A couple of weeks later, on Oct. 25, Barraco complains to Harryman that the pot market is “flooded again,” hurting sales. “That’s from the Italian,” Harryman says, “because he just told me, he . . . got rid of four hundred last month or so. I’m sure it’s flooded.”

In the early afternoon on Nov. 13, Harryman talks on the phone with Mitchell Kalavan, who would soon be charged in Baltimore County in a high-volume pot case that is scheduled for trial this fall. Harryman says he’s going to meet “the Italian.” The surveillance team watches Harryman enter Captain Harvey’s Restaurant in Owings Mills, then leave a half-hour later with Marcantoni. By mid-afternoon, Harryman’s telling Kalavan that “the Italian would not serve him until he gets his outstanding balances paid down.”

“His shit is garbage anyway,” Harryman complains. A couple days later, though, Harryman’s take on Marcantoni turns rosy.

On Nov. 16, the police raided 925 Binney St. in Canton, finding 30 pounds of pot and two guns, for which Andrew Sunell is arrested, charged, and later convicted, receiving a five-year sentence despite the efforts of his attorney, Stephen Tully. The property is described as one of Harryman’s “stash houses where large amount of high-grade marijuana is stored.”

Marcantoni, according to court documents, was instrumental in mounting Sunell’s defense and helping Harryman manage the damage his arrest posed to their pot-dealing operation.

The day after the Binney Street raid, Harryman and Kalavan talk repeatedly about how to deal with Sunell’s arrest. Harryman says he “can always go back to the Italian and beg.” Later, Harryman says Marcantoni’s advice is for Kalavan, who had made large pot deliveries to the Binney Street house and may have been noticed by police, to get rid of his truck, find a new place to live, and establish a new “stash spot” for the pot. Harryman adds that Marcantoni “will not directly deal” with them anymore, “until they know the depth of the police investigation regarding Sunell.” Marcantoni, Harryman says, paid Sunell’s lawyer $7,500 and Harryman kicked in $2,000.

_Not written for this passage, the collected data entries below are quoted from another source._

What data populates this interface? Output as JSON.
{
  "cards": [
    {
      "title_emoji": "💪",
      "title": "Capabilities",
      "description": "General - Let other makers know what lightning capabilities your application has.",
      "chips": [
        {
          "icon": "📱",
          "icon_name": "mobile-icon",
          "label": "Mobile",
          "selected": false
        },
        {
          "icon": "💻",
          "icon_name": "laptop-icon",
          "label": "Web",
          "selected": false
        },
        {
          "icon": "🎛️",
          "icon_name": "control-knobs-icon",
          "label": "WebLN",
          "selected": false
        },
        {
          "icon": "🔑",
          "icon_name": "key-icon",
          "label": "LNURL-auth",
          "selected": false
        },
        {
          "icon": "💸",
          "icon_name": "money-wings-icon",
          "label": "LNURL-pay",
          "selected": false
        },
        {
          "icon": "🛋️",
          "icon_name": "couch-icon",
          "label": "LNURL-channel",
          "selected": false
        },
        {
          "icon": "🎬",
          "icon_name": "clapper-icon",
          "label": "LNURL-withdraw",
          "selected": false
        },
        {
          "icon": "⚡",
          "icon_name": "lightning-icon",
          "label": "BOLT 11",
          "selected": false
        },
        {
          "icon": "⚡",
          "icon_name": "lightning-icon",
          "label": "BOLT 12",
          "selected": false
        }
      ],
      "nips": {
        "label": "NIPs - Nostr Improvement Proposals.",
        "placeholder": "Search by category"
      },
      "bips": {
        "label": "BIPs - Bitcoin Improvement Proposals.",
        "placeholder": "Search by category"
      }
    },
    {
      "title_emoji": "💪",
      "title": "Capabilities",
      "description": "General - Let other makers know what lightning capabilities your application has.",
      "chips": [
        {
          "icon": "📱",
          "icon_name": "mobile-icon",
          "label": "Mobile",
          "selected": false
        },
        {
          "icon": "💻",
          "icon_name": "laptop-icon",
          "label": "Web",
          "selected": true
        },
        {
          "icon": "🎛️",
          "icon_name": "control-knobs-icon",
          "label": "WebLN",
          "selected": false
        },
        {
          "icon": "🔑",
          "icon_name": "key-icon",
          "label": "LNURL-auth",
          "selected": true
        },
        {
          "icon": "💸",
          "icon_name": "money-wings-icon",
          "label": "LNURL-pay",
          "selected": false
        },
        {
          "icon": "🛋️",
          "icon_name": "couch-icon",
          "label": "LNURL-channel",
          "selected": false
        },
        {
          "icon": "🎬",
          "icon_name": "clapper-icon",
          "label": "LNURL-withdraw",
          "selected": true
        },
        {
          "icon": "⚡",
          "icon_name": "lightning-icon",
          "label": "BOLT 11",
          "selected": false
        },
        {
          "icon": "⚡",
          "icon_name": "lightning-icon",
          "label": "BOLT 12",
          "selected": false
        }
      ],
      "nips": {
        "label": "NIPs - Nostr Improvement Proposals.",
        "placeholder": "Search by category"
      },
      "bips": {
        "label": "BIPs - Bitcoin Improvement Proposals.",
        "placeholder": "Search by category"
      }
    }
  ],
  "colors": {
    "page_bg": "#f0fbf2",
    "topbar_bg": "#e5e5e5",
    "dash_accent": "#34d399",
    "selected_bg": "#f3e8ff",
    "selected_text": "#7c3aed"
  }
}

“When times are tough,” Harryman concludes, Marcantoni “really does have my back.”

(In addition to Sunell, Tully has been the go-to attorney for numerous individuals in the alleged Nicka conspiracy, including Putney, Constantinides, McIntosh, Ian Travis Minshall, and Daniel Fountain in state-level cases leading up to the federal indictment. Tully says he can’t comment on the alleged payments by Marcantoni and Harryman for representing Sunell because of attorney-client privilege. As for the others, he says he was notified by prosecutors shortly after their state-level arrests that he was conflicted out of representing them further.)

In short, the Sunell situation is the least of Marcantoni’s concerns. His life, as well as those of dozens of people targeted in the Nicka investigation, is upended by indictments, forfeitures of valuable property, and the need to hire expensive attorneys and make bail. Business reputations are tainted. Children and other family members have to be told something about what’s happening with their father, brother, or son. And then there’s the nagging, unverifiable concern about who’s going to turn state’s evidence—and where else the investigation may turn.

As assistant U.S. attorney Stacy Belf said at a February court hearing, “the case is still under investigation and we keep finding more evidence every day.”

Just who is cooperating is hard to say, but there are cooperators. They’ve already appeared as CW1 and the like, in affidavits filed in the case. And court records show their numbers are growing, even if their names aren’t yet disclosed—as are the numbers of potential targets in the ongoing investigation.

According to court documents, prosecutors have been using a book of photographs of persons of interest in the case to show potential cooperators. When they first made the book on Aug. 12, 2009, it contained nine photographs. As of April 20, there were 118. That’s a lot of people with cause to be nervous.